Use KumoRFM.evaluate() with the same PQL syntax as `KumoRFM.predict()`:
metrics = model.evaluate(
    "PREDICT COUNT(orders.*, 0, 30, days) > 0 FOR users.user_id=1",
    run_mode="FAST",
)
print(metrics)
The evaluation collects context examples, splits them into in-context (training) and test sets, generates predictions for the test set, and computes metrics comparing predictions to actual outcomes.
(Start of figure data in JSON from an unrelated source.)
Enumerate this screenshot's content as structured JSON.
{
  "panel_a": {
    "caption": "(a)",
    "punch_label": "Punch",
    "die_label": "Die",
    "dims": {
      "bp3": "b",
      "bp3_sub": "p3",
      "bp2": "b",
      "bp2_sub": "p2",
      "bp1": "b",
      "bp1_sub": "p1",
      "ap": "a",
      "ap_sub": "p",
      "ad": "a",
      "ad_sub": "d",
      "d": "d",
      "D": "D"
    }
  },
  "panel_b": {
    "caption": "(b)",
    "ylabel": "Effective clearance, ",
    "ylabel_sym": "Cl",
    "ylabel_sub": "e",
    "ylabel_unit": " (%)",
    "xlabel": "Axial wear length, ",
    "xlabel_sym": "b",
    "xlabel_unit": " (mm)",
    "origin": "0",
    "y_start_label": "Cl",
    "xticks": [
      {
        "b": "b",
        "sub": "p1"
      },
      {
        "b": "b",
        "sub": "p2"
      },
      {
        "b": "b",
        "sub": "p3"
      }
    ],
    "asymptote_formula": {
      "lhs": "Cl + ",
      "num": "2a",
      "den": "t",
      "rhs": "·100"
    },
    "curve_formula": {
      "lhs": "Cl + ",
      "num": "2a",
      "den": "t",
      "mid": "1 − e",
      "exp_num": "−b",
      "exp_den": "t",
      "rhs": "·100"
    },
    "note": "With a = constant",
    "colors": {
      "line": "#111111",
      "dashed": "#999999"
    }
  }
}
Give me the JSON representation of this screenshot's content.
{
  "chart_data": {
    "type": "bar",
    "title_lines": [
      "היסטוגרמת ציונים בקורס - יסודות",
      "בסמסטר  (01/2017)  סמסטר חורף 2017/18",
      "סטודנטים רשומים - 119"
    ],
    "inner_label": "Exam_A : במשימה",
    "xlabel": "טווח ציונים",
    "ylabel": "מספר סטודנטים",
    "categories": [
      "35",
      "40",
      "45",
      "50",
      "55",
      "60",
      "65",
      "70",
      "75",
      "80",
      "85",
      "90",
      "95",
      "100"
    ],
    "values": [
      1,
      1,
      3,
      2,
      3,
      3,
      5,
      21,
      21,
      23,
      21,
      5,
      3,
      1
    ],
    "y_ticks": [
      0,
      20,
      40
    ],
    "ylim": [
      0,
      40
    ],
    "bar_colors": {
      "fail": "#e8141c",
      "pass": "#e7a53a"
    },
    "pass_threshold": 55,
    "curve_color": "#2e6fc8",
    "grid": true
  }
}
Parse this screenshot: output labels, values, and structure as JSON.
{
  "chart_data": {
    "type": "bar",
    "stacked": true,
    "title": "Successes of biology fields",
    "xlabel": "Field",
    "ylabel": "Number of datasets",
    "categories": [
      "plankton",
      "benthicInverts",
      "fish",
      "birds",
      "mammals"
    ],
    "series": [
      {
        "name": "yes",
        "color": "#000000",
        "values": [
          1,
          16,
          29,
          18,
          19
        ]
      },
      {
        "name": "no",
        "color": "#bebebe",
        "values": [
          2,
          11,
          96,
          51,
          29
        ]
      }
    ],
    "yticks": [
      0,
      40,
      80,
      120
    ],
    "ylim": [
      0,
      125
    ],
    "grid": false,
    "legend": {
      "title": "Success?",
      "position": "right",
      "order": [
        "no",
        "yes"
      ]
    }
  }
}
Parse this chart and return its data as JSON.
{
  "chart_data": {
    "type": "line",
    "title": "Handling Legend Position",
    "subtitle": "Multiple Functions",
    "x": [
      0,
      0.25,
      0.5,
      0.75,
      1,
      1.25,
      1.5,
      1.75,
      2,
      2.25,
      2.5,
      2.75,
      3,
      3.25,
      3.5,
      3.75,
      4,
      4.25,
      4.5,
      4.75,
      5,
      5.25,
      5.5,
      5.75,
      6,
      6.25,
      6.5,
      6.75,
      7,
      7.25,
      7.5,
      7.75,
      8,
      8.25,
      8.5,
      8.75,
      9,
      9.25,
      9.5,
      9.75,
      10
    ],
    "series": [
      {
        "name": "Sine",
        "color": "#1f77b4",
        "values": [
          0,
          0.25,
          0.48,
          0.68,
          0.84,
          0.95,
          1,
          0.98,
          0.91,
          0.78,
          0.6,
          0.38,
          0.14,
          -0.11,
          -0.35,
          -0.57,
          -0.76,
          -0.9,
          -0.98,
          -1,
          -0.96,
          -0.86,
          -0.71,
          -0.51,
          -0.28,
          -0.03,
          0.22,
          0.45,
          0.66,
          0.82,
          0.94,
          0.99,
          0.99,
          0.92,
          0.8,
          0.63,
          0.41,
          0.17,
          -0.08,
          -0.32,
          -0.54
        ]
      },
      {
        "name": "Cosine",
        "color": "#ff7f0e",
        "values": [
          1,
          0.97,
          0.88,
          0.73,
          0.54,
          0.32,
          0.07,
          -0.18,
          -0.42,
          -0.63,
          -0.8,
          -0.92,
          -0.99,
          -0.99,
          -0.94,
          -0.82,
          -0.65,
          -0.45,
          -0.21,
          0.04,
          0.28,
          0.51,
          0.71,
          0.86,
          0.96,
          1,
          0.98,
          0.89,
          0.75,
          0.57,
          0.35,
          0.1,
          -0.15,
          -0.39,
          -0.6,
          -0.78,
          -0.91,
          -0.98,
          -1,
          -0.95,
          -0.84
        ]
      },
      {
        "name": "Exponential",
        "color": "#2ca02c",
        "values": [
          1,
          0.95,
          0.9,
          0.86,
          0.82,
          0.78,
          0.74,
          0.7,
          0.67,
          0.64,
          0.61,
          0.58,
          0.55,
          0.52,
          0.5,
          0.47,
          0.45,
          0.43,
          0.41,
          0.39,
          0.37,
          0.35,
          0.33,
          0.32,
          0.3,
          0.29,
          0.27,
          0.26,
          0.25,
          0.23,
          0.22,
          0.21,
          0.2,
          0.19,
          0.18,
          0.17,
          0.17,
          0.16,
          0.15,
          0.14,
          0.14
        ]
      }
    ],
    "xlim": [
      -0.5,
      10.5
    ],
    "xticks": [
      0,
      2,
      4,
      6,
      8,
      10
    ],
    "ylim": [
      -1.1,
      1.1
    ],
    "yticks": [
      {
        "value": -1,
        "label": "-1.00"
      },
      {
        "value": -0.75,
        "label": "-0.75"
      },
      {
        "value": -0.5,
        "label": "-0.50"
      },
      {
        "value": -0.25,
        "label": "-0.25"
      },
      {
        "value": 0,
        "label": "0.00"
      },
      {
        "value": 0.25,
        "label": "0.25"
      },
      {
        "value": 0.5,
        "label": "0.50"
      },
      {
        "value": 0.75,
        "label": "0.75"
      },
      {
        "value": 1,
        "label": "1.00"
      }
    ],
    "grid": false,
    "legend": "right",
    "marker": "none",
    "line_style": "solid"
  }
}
You can also use the EVALUATE keyword in the query string directly:
metrics = model.evaluate(
    "EVALUATE PREDICT COUNT(orders.*, 0, 30, days) FOR users.user_id=1"
)

Available Metrics

The metrics returned depend on the detected task type:
Task TypeSupported Metrics
Binary Classificationaccuracy, precision, recall, f1, mrr, auc
Multi-Class Classificationacc, precision, recall, f1, mrr
Regression / Forecastingmae, mape, mse, rmse, smape, r2
You can specify which metrics to compute:
metrics = model.evaluate(
    "PREDICT SUM(orders.price, 0, 30, days) FOR items.item_id=42",
    metrics=["mae", "rmse", "r2"],
)

Evaluation Parameters

The KumoRFM.evaluate() method accepts the same parameters as KumoRFM.predict(), plus:
  • metrics: A list of metric names to compute. If not specified, all applicable metrics for the task type are computed.
The run_mode, anchor_time, num_hops, and other parameters work identically to KumoRFM.predict(). See configuration for details on run modes.

Evaluation with TaskTable

For advanced use cases, you can construct a TaskTable explicitly and use `KumoRFM.evaluate_task()`:
task = TaskTable(
    task_type="binary_classification",
    context_df=context_dataframe,
    pred_df=prediction_dataframe,
    entity_table_name="users",
    entity_column="user_id",
    target_column="target",
    time_column="timestamp",
)

metrics = model.evaluate_task(task)
This gives you full control over the train/test split and context construction.

Interpreting Results

The evaluation returns a dictionary mapping metric names to values:
>>> metrics = model.evaluate(query)
>>> print(metrics)
{'mae': 12.5, 'rmse': 15.3, 'r2': 0.82}
Higher values are better for r2, accuracy, precision, recall, f1, and auc. Lower values are better for mae, mape, mse, rmse, smape.